If events of the last few days aren’t enough to convince one of the need for tightening up of compliance, perhaps the pending reforms to anti-bribery and corruption (and related) laws are. Here is a brief summary of just a sample of reforms either recently commenced or on the cards:

  • recently enacted legislation makes it a crime to intentionally or recklessly deal with accounting documents to facilitate, conceal or disguise an illegitimate benefit or loss, with penalties of up to $18 million for a company and $1.8 million for an individual for intentional conduct (and half that for reckless conduct) (see the Crimes Legislation Amendment (Proceeds of Crime and Other Measures) Act 2016 (Cth));

  • the Senate Economics References Committee is conducting a broad inquiry into the adequacy of Australia’s laws regarding bribery of foreign public officials and related measures. This inquiry is specifically considering whether to adopt several measures present in the US and UK, which have arguably proven to be more effective at combating and prosecuting corrupt conduct.
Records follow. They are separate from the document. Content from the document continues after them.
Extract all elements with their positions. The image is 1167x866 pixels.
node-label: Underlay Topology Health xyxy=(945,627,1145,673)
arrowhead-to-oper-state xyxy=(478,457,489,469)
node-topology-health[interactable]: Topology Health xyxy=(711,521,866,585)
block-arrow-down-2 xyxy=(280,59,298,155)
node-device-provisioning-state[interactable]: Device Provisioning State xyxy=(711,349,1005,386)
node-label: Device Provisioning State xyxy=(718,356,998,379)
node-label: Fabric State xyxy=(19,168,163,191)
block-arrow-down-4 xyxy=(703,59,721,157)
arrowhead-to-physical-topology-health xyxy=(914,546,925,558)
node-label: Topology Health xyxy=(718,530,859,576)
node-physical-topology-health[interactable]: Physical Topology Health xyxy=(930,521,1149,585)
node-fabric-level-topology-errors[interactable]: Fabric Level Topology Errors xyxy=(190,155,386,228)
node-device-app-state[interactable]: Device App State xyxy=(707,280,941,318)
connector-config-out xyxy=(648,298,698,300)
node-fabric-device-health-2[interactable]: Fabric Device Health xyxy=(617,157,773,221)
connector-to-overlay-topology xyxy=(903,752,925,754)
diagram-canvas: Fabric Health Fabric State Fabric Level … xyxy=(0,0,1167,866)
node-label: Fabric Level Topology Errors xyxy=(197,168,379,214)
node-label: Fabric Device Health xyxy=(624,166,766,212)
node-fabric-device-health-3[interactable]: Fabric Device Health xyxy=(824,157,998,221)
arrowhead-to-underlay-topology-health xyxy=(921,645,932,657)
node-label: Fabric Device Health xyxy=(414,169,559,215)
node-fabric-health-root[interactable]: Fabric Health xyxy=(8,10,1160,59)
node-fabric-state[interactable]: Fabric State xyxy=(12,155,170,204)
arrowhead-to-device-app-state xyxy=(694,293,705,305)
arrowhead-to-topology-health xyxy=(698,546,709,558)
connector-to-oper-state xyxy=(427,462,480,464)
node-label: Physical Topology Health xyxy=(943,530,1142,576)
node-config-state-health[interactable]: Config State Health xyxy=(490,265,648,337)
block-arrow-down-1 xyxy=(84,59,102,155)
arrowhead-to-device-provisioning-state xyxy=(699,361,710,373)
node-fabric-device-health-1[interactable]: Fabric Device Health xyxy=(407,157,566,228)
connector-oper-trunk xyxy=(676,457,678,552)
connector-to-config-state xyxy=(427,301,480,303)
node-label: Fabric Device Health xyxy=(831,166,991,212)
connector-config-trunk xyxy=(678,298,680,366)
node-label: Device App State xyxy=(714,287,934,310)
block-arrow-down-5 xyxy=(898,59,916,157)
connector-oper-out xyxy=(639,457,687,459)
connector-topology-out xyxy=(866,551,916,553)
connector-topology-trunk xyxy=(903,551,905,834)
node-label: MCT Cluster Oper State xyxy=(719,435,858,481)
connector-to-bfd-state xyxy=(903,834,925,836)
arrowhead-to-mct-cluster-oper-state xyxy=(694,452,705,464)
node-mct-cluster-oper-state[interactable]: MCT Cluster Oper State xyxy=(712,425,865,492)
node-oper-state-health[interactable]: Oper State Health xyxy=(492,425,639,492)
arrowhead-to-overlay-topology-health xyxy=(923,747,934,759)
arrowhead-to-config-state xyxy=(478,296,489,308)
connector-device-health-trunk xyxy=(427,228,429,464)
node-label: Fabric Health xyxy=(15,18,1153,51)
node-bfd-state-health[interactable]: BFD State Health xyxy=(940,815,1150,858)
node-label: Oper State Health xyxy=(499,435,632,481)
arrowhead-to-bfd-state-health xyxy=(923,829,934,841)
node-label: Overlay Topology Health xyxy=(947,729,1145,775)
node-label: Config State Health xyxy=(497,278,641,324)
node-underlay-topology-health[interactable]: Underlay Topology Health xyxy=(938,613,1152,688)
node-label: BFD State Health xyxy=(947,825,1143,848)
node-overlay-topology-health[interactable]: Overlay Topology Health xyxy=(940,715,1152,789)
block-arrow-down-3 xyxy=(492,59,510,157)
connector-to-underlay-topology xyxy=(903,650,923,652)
This inquiry may be brought forward, with renewed urgency added by the recent press attention to the issue of foreign bribery. Mooted reforms include better whistleblower protection and whistleblower rewards, creation of a UK-style failure to prevent bribery offence, simplification of aspects of the corporate offence and enhanced individual responsibility, and US-style Deferred Prosecution Agreements, which allow authorities to negotiate what amounts to plea agreements with companies (and perhaps individuals) to better encourage self-reporting and more rapid and effective resolution of matters (more on this below). In addition, there are proposals to eliminate the facilitations payment exception— a proposal which prompted much public outcry when mooted. A wide array of submissions have been made to the Committee, which discuss the mooted reforms in detail;

  • on 16 March, the Minister for Justice released a public consultation paper mooting introduction of a deferred prosecution agreements (DPA) scheme in Australia to improve enforcement options for serious corporate crime. Such a DPA scheme is also part of the Senate inquiry, as noted above, but it is being explored in parallel to the inquiry. There is much commentary that points to empirical proof of the positive governance changes that DPAs bring. They are widely used in the US, have been recently introduced in the UK, and their arrival in Australia in one form or another is almost certain. Their introduction will be accompanied, no doubt, by other measures, but essential to their proper operation will be provision of guidance to companies to assist their operation and improve benefits to companies and authorities alike.

  • Australian enforcement efforts and dedicated expertise have improved markedly, with establishment of the Fraud and Anti-Corruption Centre (headed by the AFP but drawing on partnership with experts from ASIC, AUSTRAC, the ATO, and DFAT) and, more recently, a Serious Financial Crime Taskforce. With these reforms we have seen a marked increase in active investigations (current public statements put the number at 30), but it still appears that enforcement efforts are under-resourced, and the heightened terrorism threat has worsened this situation. Calls for more resourcing and better coordination are ongoing and increasingly impatient, including from the OECD, OECD countries, and domestic stakeholders.

Companies must not underestimate the strength of public opinion and political sensitivity on corporate corruption; it’s a red hot issue. Companies previously taking a “wait and see” approach, or falling back on (perhaps unstated) “that’s just how we have to do business there” attitudes are placing themselves at ever increasing risk. There are serious moves to expose and stamp out bribery and corruption and, in the current climate, there is a strong push for rapid and very public progress. Company Directors and Executives must urgently examine their company’s risk profile and assess their anti-bribery and corruption measures realistically, implementing needed changes with top-led authority and cultural influence.